20. Recent passage of the revised Central Bank Act (CBA) and the Banks and Financial Institutions Act (BFIA) has improved the framework for monetary policy and supervision of financial institutions. The CBA places strict limits on lending to Government; mandates the payment of market-determined interest rates by the Government on Central Bank holdings of treasury bills; and grants the Central Bank wide discretion in the choice of monetary policy tools to meet its objectives. In compliance with requirements under the new Act, the Central Bank published its first semi-annual Monetary Policy Statement on July 14, 2000. This practice will help improve public understanding of how the bank intends to achieve price stability and will increase the accountability of monetary policy makers.
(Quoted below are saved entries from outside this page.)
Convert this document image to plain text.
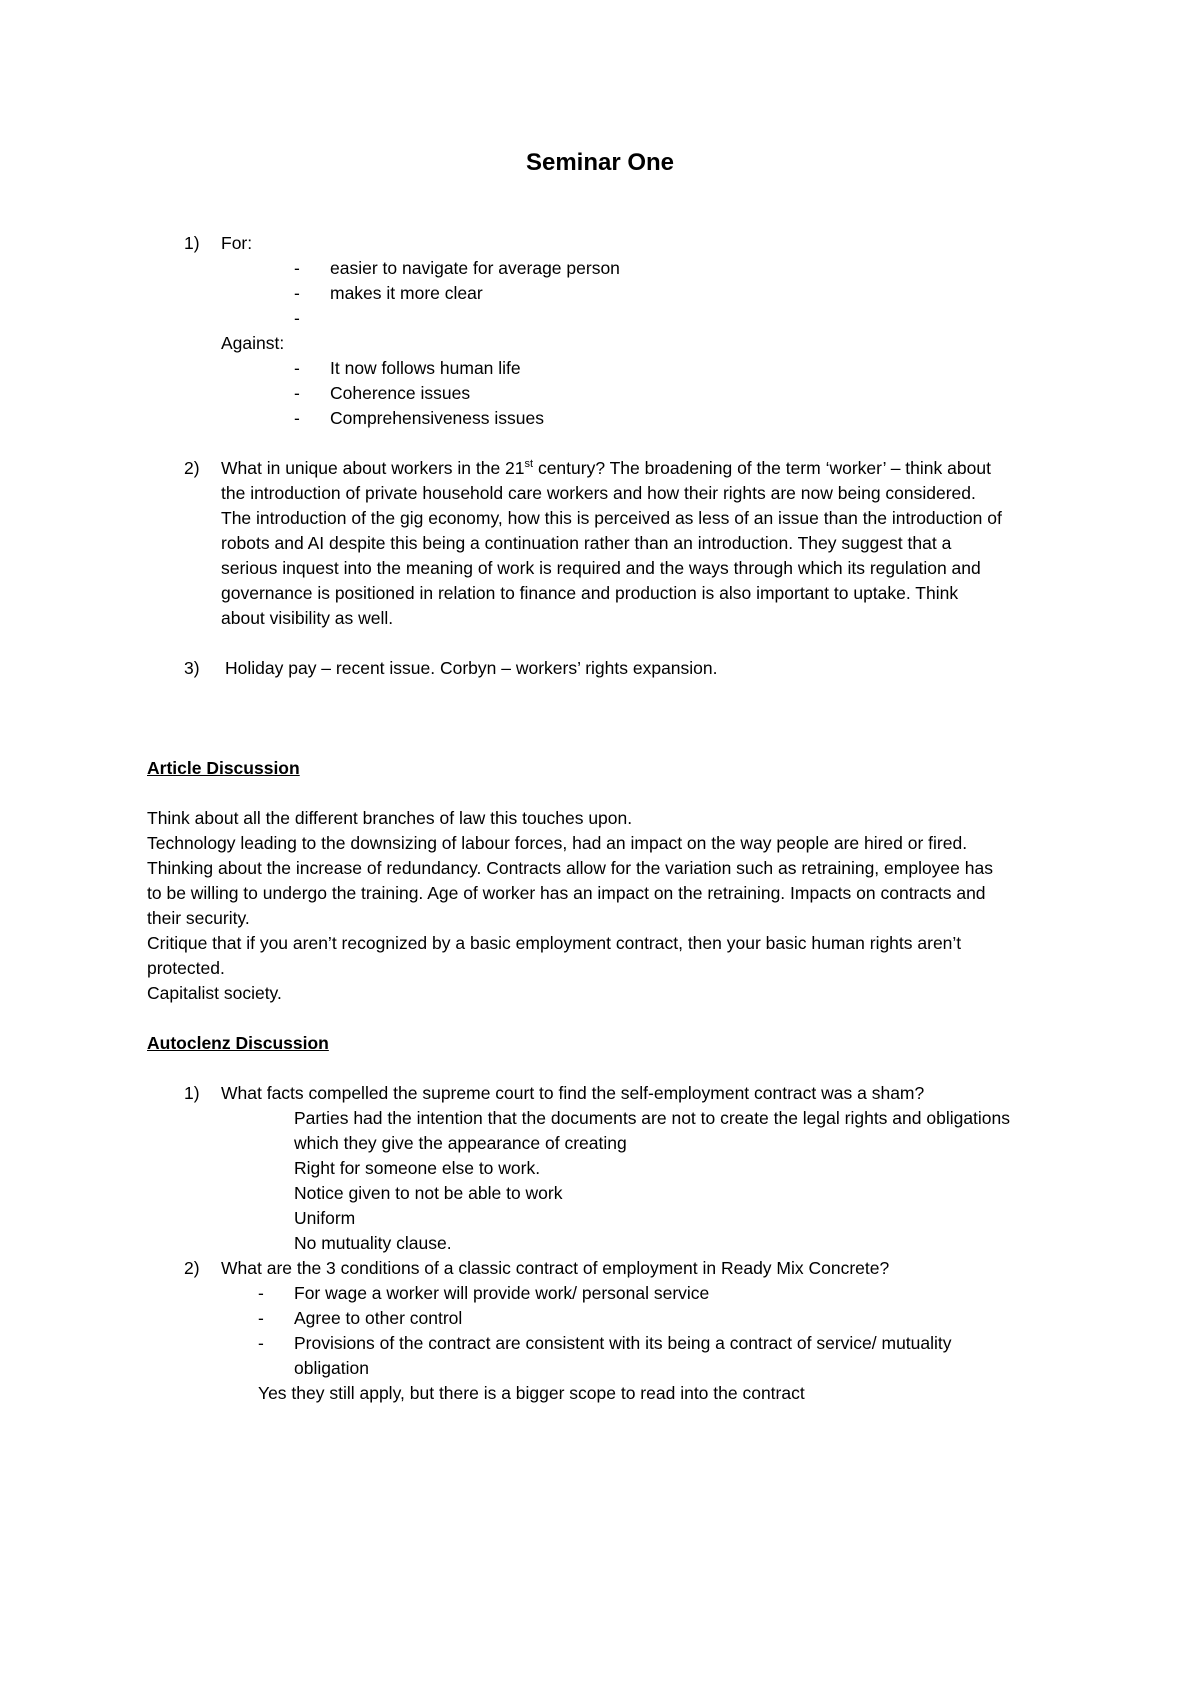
Seminar One
1) For:
- easier to navigate for average person
- makes it more clear
-
Against:
- It now follows human life
- Coherence issues
- Comprehensiveness issues
2) What in unique about workers in the 21st century? The broadening of the term ‘worker’ – think about
the introduction of private household care workers and how their rights are now being considered.
The introduction of the gig economy, how this is perceived as less of an issue than the introduction of
robots and AI despite this being a continuation rather than an introduction. They suggest that a
serious inquest into the meaning of work is required and the ways through which its regulation and
governance is positioned in relation to finance and production is also important to uptake. Think
about visibility as well.
3) Holiday pay – recent issue. Corbyn – workers’ rights expansion.
Article Discussion
Think about all the different branches of law this touches upon.
Technology leading to the downsizing of labour forces, had an impact on the way people are hired or fired.
Thinking about the increase of redundancy. Contracts allow for the variation such as retraining, employee has
to be willing to undergo the training. Age of worker has an impact on the retraining. Impacts on contracts and
their security.
Critique that if you aren’t recognized by a basic employment contract, then your basic human rights aren’t
protected.
Capitalist society.
Autoclenz Discussion
1) What facts compelled the supreme court to find the self-employment contract was a sham?
Parties had the intention that the documents are not to create the legal rights and obligations
which they give the appearance of creating
Right for someone else to work.
Notice given to not be able to work
Uniform
No mutuality clause.
2) What are the 3 conditions of a classic contract of employment in Ready Mix Concrete?
- For wage a worker will provide work/ personal service
- Agree to other control
- Provisions of the contract are consistent with its being a contract of service/ mutuality
obligation
Yes they still apply, but there is a bigger scope to read into the contract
The BFIA, which became operational on July 18, 2000, enhances the supervisory and regulatory powers of the Central Bank, enabling it to prevent the operation of pyramid schemes.

IV. Prior Actions and Program Monitoring, June 2000–March 2001

21.As a prior action for the completion of the review, the plan and timetable for the public sector reform program have been endorsed by Cabinet (paragraph 4).
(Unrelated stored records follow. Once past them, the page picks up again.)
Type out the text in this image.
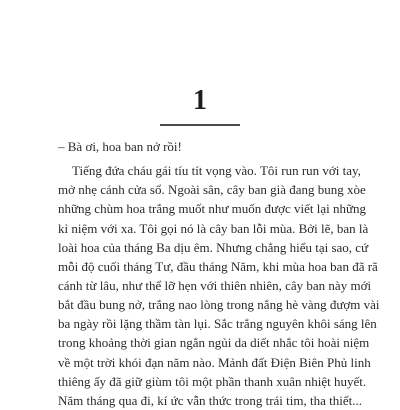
1
– Bà ơi, hoa ban nở rồi!
Tiếng đứa cháu gái tíu tít vọng vào. Tôi run run với tay,
mở nhẹ cánh cửa sổ. Ngoài sân, cây ban già đang bung xòe
những chùm hoa trắng muốt như muốn được viết lại những
kỉ niệm với xa. Tôi gọi nó là cây ban lỗi mùa. Bởi lẽ, ban là
loài hoa của tháng Ba dịu êm. Nhưng chẳng hiểu tại sao, cứ
mỗi độ cuối tháng Tư, đầu tháng Năm, khi mùa hoa ban đã rã
cánh từ lâu, như thể lỡ hẹn với thiên nhiên, cây ban này mới
bắt đầu bung nở, trắng nao lòng trong nắng hè vàng đượm vài
ba ngày rồi lặng thầm tàn lụi. Sắc trắng nguyên khôi sáng lên
trong khoảng thời gian ngắn ngủi da diết nhắc tôi hoài niệm
về một trời khói đạn năm nào. Mảnh đất Điện Biên Phủ linh
thiêng ấy đã giữ giùm tôi một phần thanh xuân nhiệt huyết.
Năm tháng qua đi, kí ức vẫn thức trong trái tim, tha thiết...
22. Quantitative performance criteria for end-December 2000 and revised indicative targets for end-March 2001 have been set as follows: (i) a ceiling on net domestic assets of the Central Bank; (ii) a ceiling on net domestic financing of the Government; (iii) a floor for the net international reserves of the BPNG; (iv) ceilings on new short-term and medium- and long-term external nonconcessional debt, including loan guarantees; and (v) the continuing prohibition on the accumulation of external payments arrears. The budget for 2001 will be finalized during the second review.
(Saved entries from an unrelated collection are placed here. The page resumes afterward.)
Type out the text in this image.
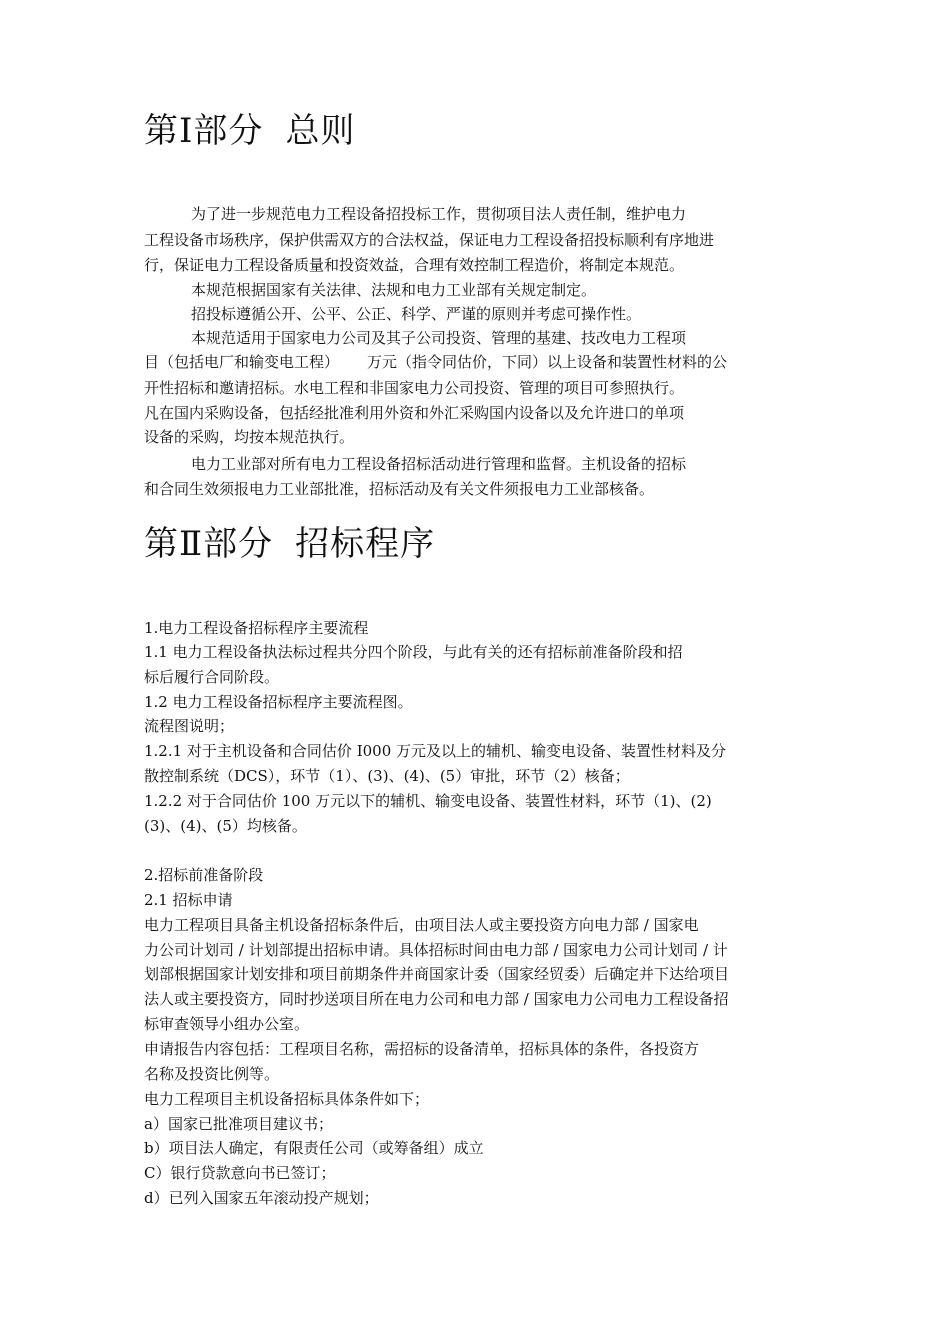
第Ⅰ部分 总则

为了进一步规范电力工程设备招投标工作，贯彻项目法人责任制，维护电力

工程设备市场秩序，保护供需双方的合法权益，保证电力工程设备招投标顺利有序地进

行，保证电力工程设备质量和投资效益，合理有效控制工程造价，将制定本规范。

本规范根据国家有关法律、法规和电力工业部有关规定制定。

招投标遵循公开、公平、公正、科学、严谨的原则并考虑可操作性。

本规范适用于国家电力公司及其子公司投资、管理的基建、技改电力工程项

目（包括电厂和输变电工程） 万元（指令同估价，下同）以上设备和装置性材料的公

开性招标和邀请招标。水电工程和非国家电力公司投资、管理的项目可参照执行。

凡在国内采购设备，包括经批准利用外资和外汇采购国内设备以及允许进口的单项

设备的采购，均按本规范执行。

电力工业部对所有电力工程设备招标活动进行管理和监督。主机设备的招标

和合同生效须报电力工业部批准，招标活动及有关文件须报电力工业部核备。

第Ⅱ部分 招标程序

1.电力工程设备招标程序主要流程

1.1 电力工程设备执法标过程共分四个阶段，与此有关的还有招标前准备阶段和招

标后履行合同阶段。

1.2 电力工程设备招标程序主要流程图。

流程图说明；

1.2.1 对于主机设备和合同估价 I000 万元及以上的辅机、输变电设备、装置性材料及分

散控制系统（DCS），环节（1）、(3)、(4)、(5）审批，环节（2）核备；

1.2.2 对于合同估价 100 万元以下的辅机、输变电设备、装置性材料，环节（1)、(2)

(3)、(4)、(5）均核备。

2.招标前准备阶段

2.1 招标申请

电力工程项目具备主机设备招标条件后，由项目法人或主要投资方向电力部 / 国家电

力公司计划司 / 计划部提出招标申请。具体招标时间由电力部 / 国家电力公司计划司 / 计

划部根据国家计划安排和项目前期条件并商国家计委（国家经贸委）后确定并下达给项目

法人或主要投资方，同时抄送项目所在电力公司和电力部 / 国家电力公司电力工程设备招

标审查领导小组办公室。

申请报告内容包括：工程项目名称，需招标的设备清单，招标具体的条件，各投资方

名称及投资比例等。

电力工程项目主机设备招标具体条件如下；

a）国家已批准项目建议书；

b）项目法人确定，有限责任公司（或筹备组）成立

C）银行贷款意向书已签订；

d）已列入国家五年滚动投产规划；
23. The following structural performance criterion will be observed: Finance Pacific will be brought to the point of sale by end-December 2000 (paragraph 14).

24. The following quantitative benchmarks will be observed: (i) floor on Mineral Resources Stabilization Fund receipts (Table 2); (ii) floor on non-MRSF tax revenue (Table 2); (iii) limit on central government noninterest recurrent expenditure (Table 2); (iv) limit on central government wages and salaries (Table 2); and (v) floor on reduction of pre-1999 domestic arrears (Table 2). No post-1999 Government domestic arrears have been or will be incurred.

25. Important progress has been recently achieved in compiling a consistent set of national accounts for 1993-98. The Government is aware, however, that weaknesses remain in the economic database of Papua New Guinea, especially in price, government finance and balance of payments statistics. Under the ROSC initiative and with the assistance of an FAD mission expected to visit Port Moresby later this year, the Government will begin work to expand the coverage of the public sector statistics to include the operations of the rest of the General Government. In addition, the Government will take early action to improve the statistical coordination between the Department of Finance and Treasury and the Central Bank, and in this regard has requested technical assistance from the Fund. The recommendation of the recent PFTAC mission will be considered as part of a strategy designed to strengthen the institutional framework of the statistical system. The FAD mission is also expected to assist in efforts to resolve inconsistencies between monetary and fiscal statistics.